Of course I still use a good respirator with pre-filters when spraying,
mixing glazes, etc. Respirators have really come a long way in recent years.
I got a new one from 3M, and it is far superior to the old black rubber
"Mine Safety" model I had been using for 20 odd years. It is made of soft
silicone like a skin divers mask, doesn't leave much of a mark on your face
after wearing it for hours, and it doesn't stink like inner tubes!

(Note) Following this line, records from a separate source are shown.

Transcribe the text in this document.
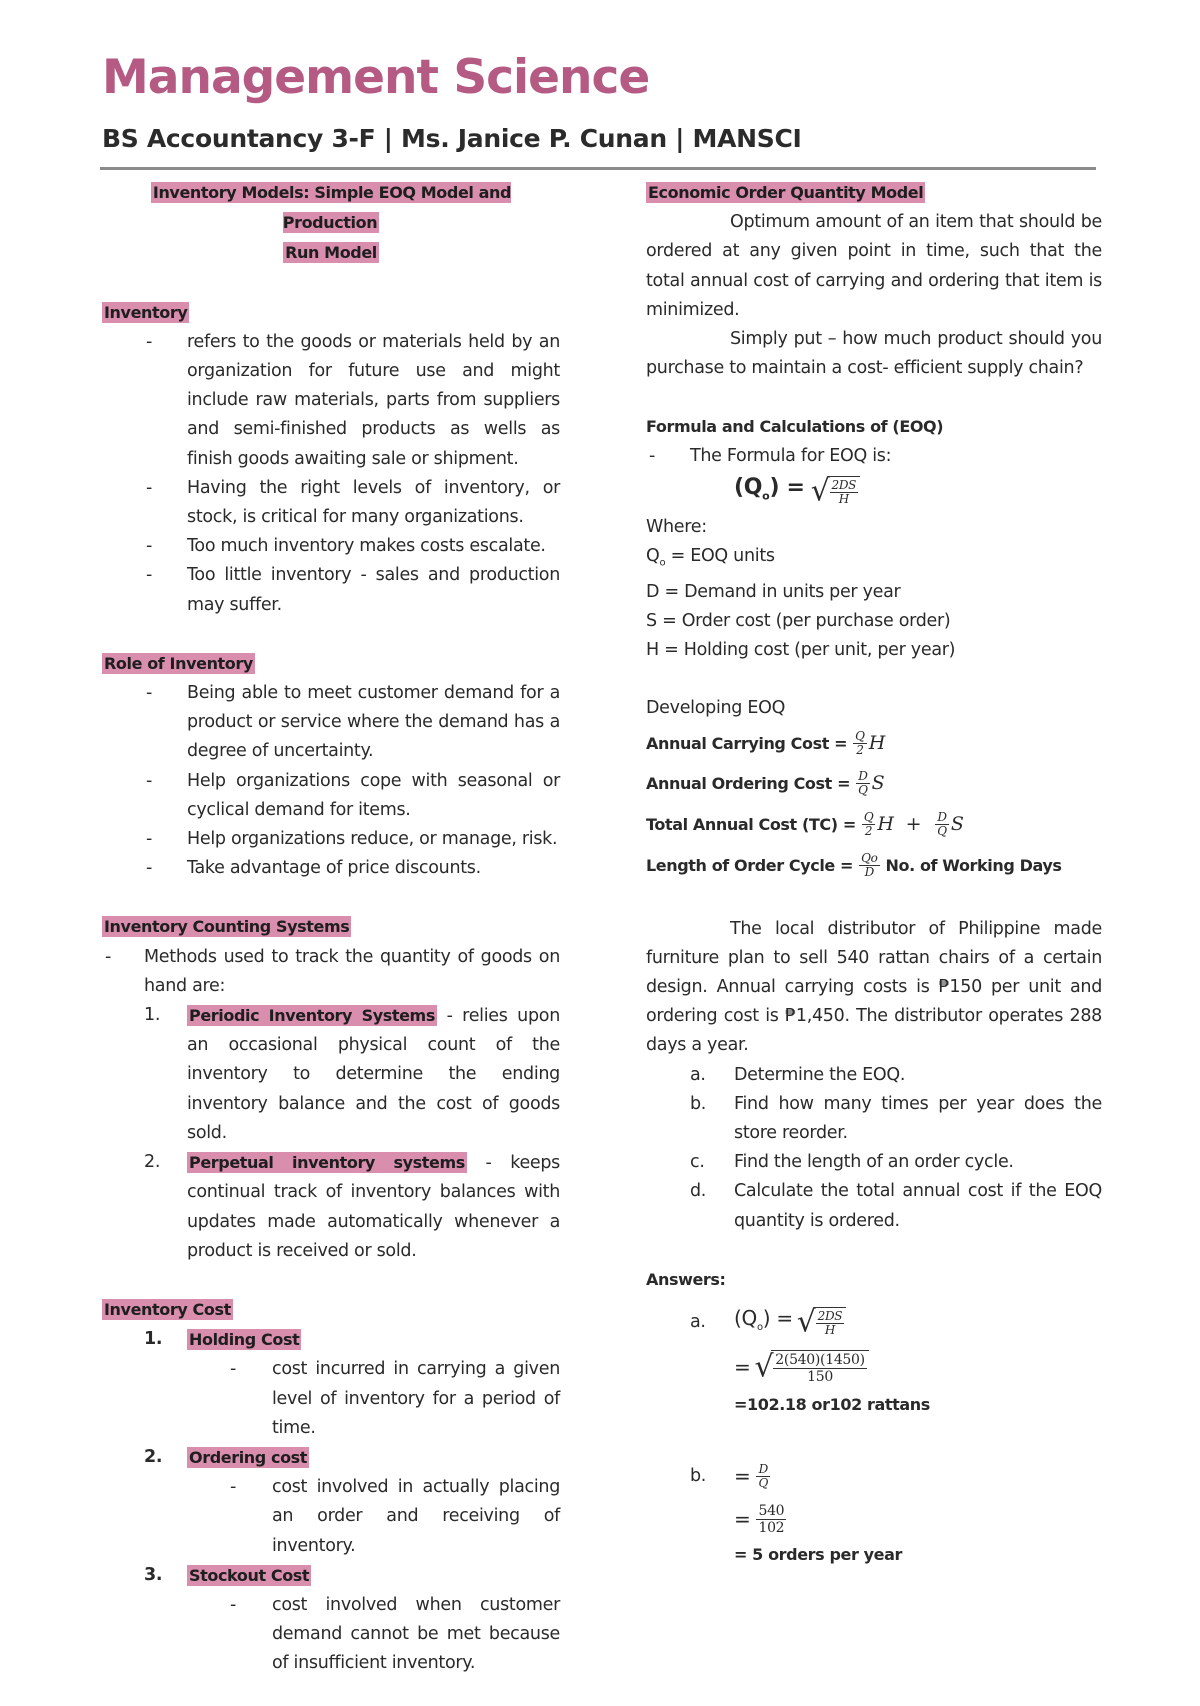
Management Science
BS Accountancy 3-F | Ms. Janice P. Cunan | MANSCI

Inventory Models: Simple EOQ Model and Production
Run Model

Inventory

- refers to the goods or materials held by an organization for future use and might include raw materials, parts from suppliers and semi-finished products as wells as finish goods awaiting sale or shipment.
- Having the right levels of inventory, or stock, is critical for many organizations.
- Too much inventory makes costs escalate.
- Too little inventory - sales and production may suffer.

Role of Inventory

- Being able to meet customer demand for a product or service where the demand has a degree of uncertainty.
- Help organizations cope with seasonal or cyclical demand for items.
- Help organizations reduce, or manage, risk.
- Take advantage of price discounts.

Inventory Counting Systems

- Methods used to track the quantity of goods on hand are:
1. Periodic Inventory Systems - relies upon an occasional physical count of the inventory to determine the ending inventory balance and the cost of goods sold.
2. Perpetual inventory systems - keeps continual track of inventory balances with updates made automatically whenever a product is received or sold.

Inventory Cost

1. Holding Cost
- cost incurred in carrying a given level of inventory for a period of time.
2. Ordering cost
- cost involved in actually placing an order and receiving of inventory.
3. Stockout Cost
- cost involved when customer demand cannot be met because of insufficient inventory.

Economic Order Quantity Model

Optimum amount of an item that should be ordered at any given point in time, such that the total annual cost of carrying and ordering that item is minimized.

Simply put – how much product should you purchase to maintain a cost- efficient supply chain?

Formula and Calculations of (EOQ)

- The Formula for EOQ is:
$(Q_o)$ = √ $\frac{2DS}{H}$

Where:

$Q_o$ = EOQ units

D = Demand in units per year

S = Order cost (per purchase order)

H = Holding cost (per unit, per year)

Developing EOQ

Annual Carrying Cost = $\frac{Q}{2}$ H
Annual Ordering Cost = $\frac{D}{Q}$ S
Total Annual Cost $(TC) = \frac{Q}{2}$ $H + \frac{D}{Q}$ S
Length of Order Cycle = $\frac{Qo}{D} No$. of Working Days

The local distributor of Philippine made furniture plan to sell 540 rattan chairs of a certain design. Annual carrying costs is ₱150 per unit and ordering cost is ₱1,450. The distributor operates 288 days a year.

a. Determine the EOQ.
b. Find how many times per year does the store reorder.
c. Find the length of an order cycle.
d. Calculate the total annual cost if the EOQ quantity is ordered.

Answers:

a.	$(Q_o)$ = √ $\frac{2DS}{H}$
= √ $\frac{2(540)(1450)}{150}$
=102.18 or102 rattans
b.	= $\frac{D}{Q}$
= $\frac{540}{102}$
= 5 orders per year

In fact it is so good, that when I take it off, I am always momentarily
overwhelmed with the normal smells of the studio after breathing sterile air
for an hour or more.

Here's the blurb & a web source:
http://www.envirosafetyproducts.com/html/Subcategories/7500series.htm

"NEW Half Facepiece Respirators - 7500 Series - Ultimate Reusable
Years of research and development went into the creation of the new 7500
Series half facepiece respirator. Experience a new level of comfort as a
result of state-of-the-art features built into the 7500. Features such as
the new soft seal design provide a softer feel and reduces pressure points
on the face. The Cool FlowT Exhalation Valve will help make breathing easier
and help reduce heat and moisture buildup in the facepiece. Extensive field
testing results have shown that customers prefer the 7500 to their current
respirator."

One last thing on breathing protection. If you just feel too claustrophobic
to wear a regular respirator, you CAN get protection from up to 95 percent
of harmful silica and spray particles with certain paper masks. In the US
they must be NIOSH rated for dust/mist hazard (on the mask stamped N95), and
usually include two straps, a rubber seal, and an exhalation valve. They
must be worn properly, and cost about US $3 each in a box of 10.

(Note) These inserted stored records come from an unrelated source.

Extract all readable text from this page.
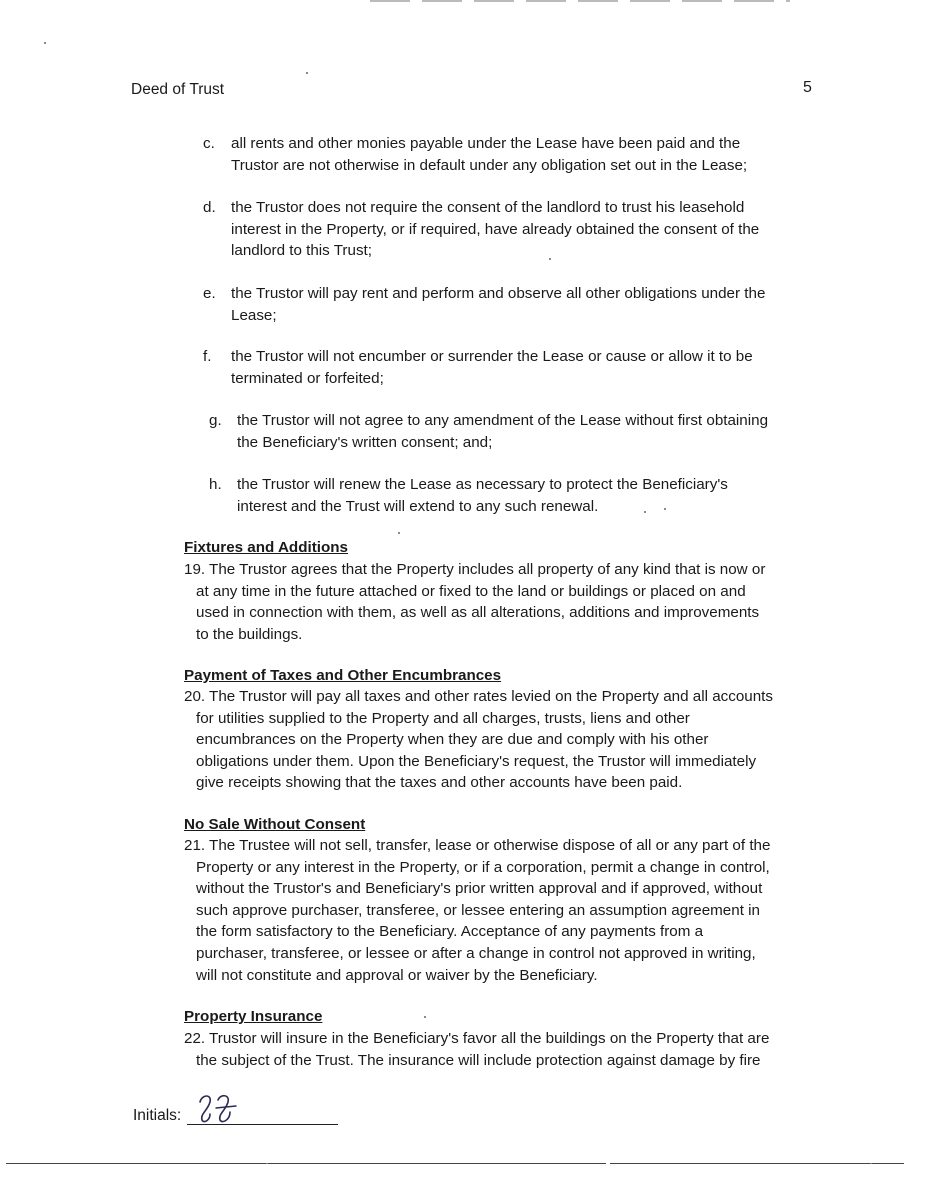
Deed of Trust	5
c. all rents and other monies payable under the Lease have been paid and the
Trustor are not otherwise in default under any obligation set out in the Lease;
d. the Trustor does not require the consent of the landlord to trust his leasehold
interest in the Property, or if required, have already obtained the consent of the
landlord to this Trust;
e. the Trustor will pay rent and perform and observe all other obligations under the
Lease;
f. the Trustor will not encumber or surrender the Lease or cause or allow it to be
terminated or forfeited;
g. the Trustor will not agree to any amendment of the Lease without first obtaining
the Beneficiary's written consent; and;
h. the Trustor will renew the Lease as necessary to protect the Beneficiary's
interest and the Trust will extend to any such renewal.
Fixtures and Additions
19. The Trustor agrees that the Property includes all property of any kind that is now or
at any time in the future attached or fixed to the land or buildings or placed on and
used in connection with them, as well as all alterations, additions and improvements
to the buildings.
Payment of Taxes and Other Encumbrances
20. The Trustor will pay all taxes and other rates levied on the Property and all accounts
for utilities supplied to the Property and all charges, trusts, liens and other
encumbrances on the Property when they are due and comply with his other
obligations under them. Upon the Beneficiary's request, the Trustor will immediately
give receipts showing that the taxes and other accounts have been paid.
No Sale Without Consent
21. The Trustee will not sell, transfer, lease or otherwise dispose of all or any part of the
Property or any interest in the Property, or if a corporation, permit a change in control,
without the Trustor's and Beneficiary's prior written approval and if approved, without
such approve purchaser, transferee, or lessee entering an assumption agreement in
the form satisfactory to the Beneficiary. Acceptance of any payments from a
purchaser, transferee, or lessee or after a change in control not approved in writing,
will not constitute and approval or waiver by the Beneficiary.
Property Insurance
22. Trustor will insure in the Beneficiary's favor all the buildings on the Property that are
the subject of the Trust. The insurance will include protection against damage by fire
Initials:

Finally, I'm also a big fan of protecting my hands. I never put my bare
hands in glaze, slip, plaster, or chemicals of any kind. I wear the recently
discussed nitrile gloves, in the 5 mil thickness. The great thing about
nitrile is that when they fail, they fail completely- literally falling off
your hand. You never get a pinhole leak in one of the finger tips, that goes
undiscovered until your finger has turned into a prune.

One pair of gloves can last a week or more, and I NEVER have cracked or
badly damaged skin on my hands... . I don't throw on the wheel, but I'm sure
that if you got the right size, you could use them for that. (they come in 5
sizes)

I hope some of this is helpful.

Best, DMH

From Beautiful Hermosa Beach CA.USA
Where the baby dolphins have been feeling frisky all month!